Judiciario
Defesa nega fuga e afirma que servidor do TJ vai se entregar
Considerado um foragido da Justiça, o servidor do Tribunal de Justiça Mauro Ferreira Filho deve ser apresentar à Polícia Federal em breve. A informação foi dada nesta quarta-feira (6) pelo seu advogado Geral Bahia, que alegou que o servidor está em viagem.
Mauro Ferreira foi alvo de mandados de busca e apreensão e prisão no âmbito da Operação Sepulcro Caiado, deflagrada no último dia 30 de julho. Ele é suspeito de participar de um esquema que pode ter dado um prejuízo de R$ 21 milhões ao Judiciário de Mato Grosso.
Bahia disse à reportagem que não sabe detalhes sobre destino e nem quando o deve ser o retorno de Mauro Ferreira a Cuiabá para a eventual apresentação.
Segundo o advogado, a conversa com seu cliente foi breve e ele se limitou a negar as acusações feitas pela investigação conduzida pela Polícia Civil de Mato Grosso.
“A gente ainda está entendendo tudo.

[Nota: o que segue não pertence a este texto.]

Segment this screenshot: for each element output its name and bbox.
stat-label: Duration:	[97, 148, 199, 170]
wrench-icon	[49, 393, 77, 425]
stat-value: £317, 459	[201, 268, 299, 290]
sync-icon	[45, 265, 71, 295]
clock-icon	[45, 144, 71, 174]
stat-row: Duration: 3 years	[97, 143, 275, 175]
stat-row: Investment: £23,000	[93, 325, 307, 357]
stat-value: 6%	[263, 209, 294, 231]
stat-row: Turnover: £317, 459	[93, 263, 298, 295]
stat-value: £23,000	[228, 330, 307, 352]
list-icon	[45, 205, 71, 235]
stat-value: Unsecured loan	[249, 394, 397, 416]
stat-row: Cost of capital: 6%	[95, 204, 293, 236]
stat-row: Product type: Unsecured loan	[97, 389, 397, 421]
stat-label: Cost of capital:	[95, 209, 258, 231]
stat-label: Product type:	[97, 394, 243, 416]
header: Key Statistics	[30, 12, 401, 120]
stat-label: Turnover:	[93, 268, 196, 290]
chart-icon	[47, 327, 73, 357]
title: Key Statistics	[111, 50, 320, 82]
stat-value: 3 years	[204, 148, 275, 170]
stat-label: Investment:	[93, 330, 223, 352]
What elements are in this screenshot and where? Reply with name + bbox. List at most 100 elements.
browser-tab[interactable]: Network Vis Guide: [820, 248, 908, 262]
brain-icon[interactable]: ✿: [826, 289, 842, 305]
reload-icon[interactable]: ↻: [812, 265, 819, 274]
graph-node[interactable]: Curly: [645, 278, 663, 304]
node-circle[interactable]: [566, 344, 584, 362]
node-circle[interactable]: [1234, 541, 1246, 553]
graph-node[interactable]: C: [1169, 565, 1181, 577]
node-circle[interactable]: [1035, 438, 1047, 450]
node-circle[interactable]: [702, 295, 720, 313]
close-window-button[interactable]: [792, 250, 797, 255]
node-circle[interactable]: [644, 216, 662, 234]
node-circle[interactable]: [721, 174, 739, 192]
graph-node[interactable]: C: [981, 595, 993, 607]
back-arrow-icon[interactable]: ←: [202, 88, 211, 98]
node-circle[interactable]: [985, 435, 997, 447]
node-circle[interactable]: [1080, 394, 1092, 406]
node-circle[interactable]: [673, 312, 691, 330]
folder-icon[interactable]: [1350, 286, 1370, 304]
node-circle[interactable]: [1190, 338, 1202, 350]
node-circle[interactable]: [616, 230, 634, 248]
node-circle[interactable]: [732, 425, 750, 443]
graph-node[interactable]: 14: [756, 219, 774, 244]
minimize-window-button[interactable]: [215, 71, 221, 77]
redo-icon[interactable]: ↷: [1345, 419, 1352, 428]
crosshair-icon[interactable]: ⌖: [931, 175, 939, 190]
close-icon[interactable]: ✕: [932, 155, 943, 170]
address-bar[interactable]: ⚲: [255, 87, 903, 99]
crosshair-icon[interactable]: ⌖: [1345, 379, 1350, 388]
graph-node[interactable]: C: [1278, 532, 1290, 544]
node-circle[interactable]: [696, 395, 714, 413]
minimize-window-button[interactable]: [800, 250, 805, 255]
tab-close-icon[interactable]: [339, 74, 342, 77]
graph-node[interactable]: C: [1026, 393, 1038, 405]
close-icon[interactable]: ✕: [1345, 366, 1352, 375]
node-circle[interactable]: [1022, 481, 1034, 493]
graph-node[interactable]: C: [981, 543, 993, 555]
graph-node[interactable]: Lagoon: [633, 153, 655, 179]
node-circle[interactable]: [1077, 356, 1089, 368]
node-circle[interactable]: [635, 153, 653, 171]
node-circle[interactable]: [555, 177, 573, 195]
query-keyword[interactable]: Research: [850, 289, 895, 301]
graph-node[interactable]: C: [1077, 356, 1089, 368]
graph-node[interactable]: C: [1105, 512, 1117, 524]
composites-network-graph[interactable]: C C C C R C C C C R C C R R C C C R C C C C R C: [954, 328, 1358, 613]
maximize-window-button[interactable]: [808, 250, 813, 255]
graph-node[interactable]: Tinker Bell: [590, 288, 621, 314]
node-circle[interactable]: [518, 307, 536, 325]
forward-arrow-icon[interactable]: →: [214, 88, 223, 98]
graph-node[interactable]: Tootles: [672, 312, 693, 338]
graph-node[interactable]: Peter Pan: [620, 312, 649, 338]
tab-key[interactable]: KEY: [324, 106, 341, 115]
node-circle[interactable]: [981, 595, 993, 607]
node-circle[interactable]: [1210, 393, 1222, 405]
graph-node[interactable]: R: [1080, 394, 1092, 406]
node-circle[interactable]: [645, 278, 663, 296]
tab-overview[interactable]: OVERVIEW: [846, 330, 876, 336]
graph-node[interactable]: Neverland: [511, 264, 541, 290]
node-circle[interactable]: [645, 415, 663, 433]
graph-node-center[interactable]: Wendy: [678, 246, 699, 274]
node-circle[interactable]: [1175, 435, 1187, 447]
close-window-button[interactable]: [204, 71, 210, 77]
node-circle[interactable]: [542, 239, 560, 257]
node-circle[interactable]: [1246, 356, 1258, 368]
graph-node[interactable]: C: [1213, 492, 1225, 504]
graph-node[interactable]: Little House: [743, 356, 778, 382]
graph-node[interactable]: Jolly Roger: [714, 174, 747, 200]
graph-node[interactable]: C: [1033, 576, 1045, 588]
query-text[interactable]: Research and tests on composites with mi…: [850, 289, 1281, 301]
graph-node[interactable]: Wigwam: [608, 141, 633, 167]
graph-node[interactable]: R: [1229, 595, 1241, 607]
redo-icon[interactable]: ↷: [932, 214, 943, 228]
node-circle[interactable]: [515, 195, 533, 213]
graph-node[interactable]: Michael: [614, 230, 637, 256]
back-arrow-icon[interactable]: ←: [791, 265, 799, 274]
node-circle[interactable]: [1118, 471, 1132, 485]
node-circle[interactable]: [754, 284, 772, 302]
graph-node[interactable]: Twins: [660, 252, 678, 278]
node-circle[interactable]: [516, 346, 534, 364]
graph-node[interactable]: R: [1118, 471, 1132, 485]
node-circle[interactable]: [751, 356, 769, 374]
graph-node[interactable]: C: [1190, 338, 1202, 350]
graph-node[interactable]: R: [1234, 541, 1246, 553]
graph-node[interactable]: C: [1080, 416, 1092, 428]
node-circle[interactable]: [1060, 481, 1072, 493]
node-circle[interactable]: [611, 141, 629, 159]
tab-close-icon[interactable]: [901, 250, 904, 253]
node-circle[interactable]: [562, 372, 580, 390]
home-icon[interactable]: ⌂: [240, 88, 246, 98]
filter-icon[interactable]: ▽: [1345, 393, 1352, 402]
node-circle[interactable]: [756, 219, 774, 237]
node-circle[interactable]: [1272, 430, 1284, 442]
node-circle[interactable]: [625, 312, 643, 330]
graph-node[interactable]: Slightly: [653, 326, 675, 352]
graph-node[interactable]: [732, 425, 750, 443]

O Mauro era subordinado [no TJ-MT]. À principio, ele não admite participação alguma nisso”, disse o advogado.
“De forma muito genérica, ele me disse que não tem relação com esses fatos, que é um mal entendido. Mas foi uma conversa breve, até porque ele está viajando”, emendou.
Inicialmente as investigações foram conduzidas pela Polícia Civil, mas na noite da deflagração da operação foram avocadas ao Superior Tribunal de Justiça (STJ), ficando a partir de agora sob a responsabilidade da Polícia Federal. Não há detalhes sobre o por que o STJ assumiu a investigação.
Peça-chave
A decisão que embasou a Sepulcro Caiado, proferida pelo juiz das garantias Moacir Rogério Tortato, apontou para um possível envolvimento de Mauro Ferreira no esquema criminoso.
Ele, enquanto servidor, teria antecipado “movimentações processuais, promovido vinculações indevidas de valores e facilitar o acesso aos depósitos judiciais, inclusive antes da protocolização formal dos requerimentos”.
A Sepulcro Caiado investiga um grupo que teria atuado por anos manipulando registros da conta de depósitos judiciais para viabilizar saques indevidos, transferências simuladas e fraudes documentais, com prejuízo aos cofres públicos e às partes envolvidas em processos judiciais.
Segundo o delegado responsável pela operação, Pablo Carneiro, Mauro Ferreira era peça-chave no esquema. “Esse servidor conseguia fazer a movimentação da conta única do TJ. São valores antigos, de processos que estão parados há vários anos. Ele transferia valores dessa conta para contas vinculadas aos processos”, disse o delegado.
Além Mauro, o inquérito envolve advogados e empresários, todos suspeitos de integrar o núcleo operacional e financeiro do esquema. As investigações apontam que os desvios podem ultrapassar R$ 21 milhões.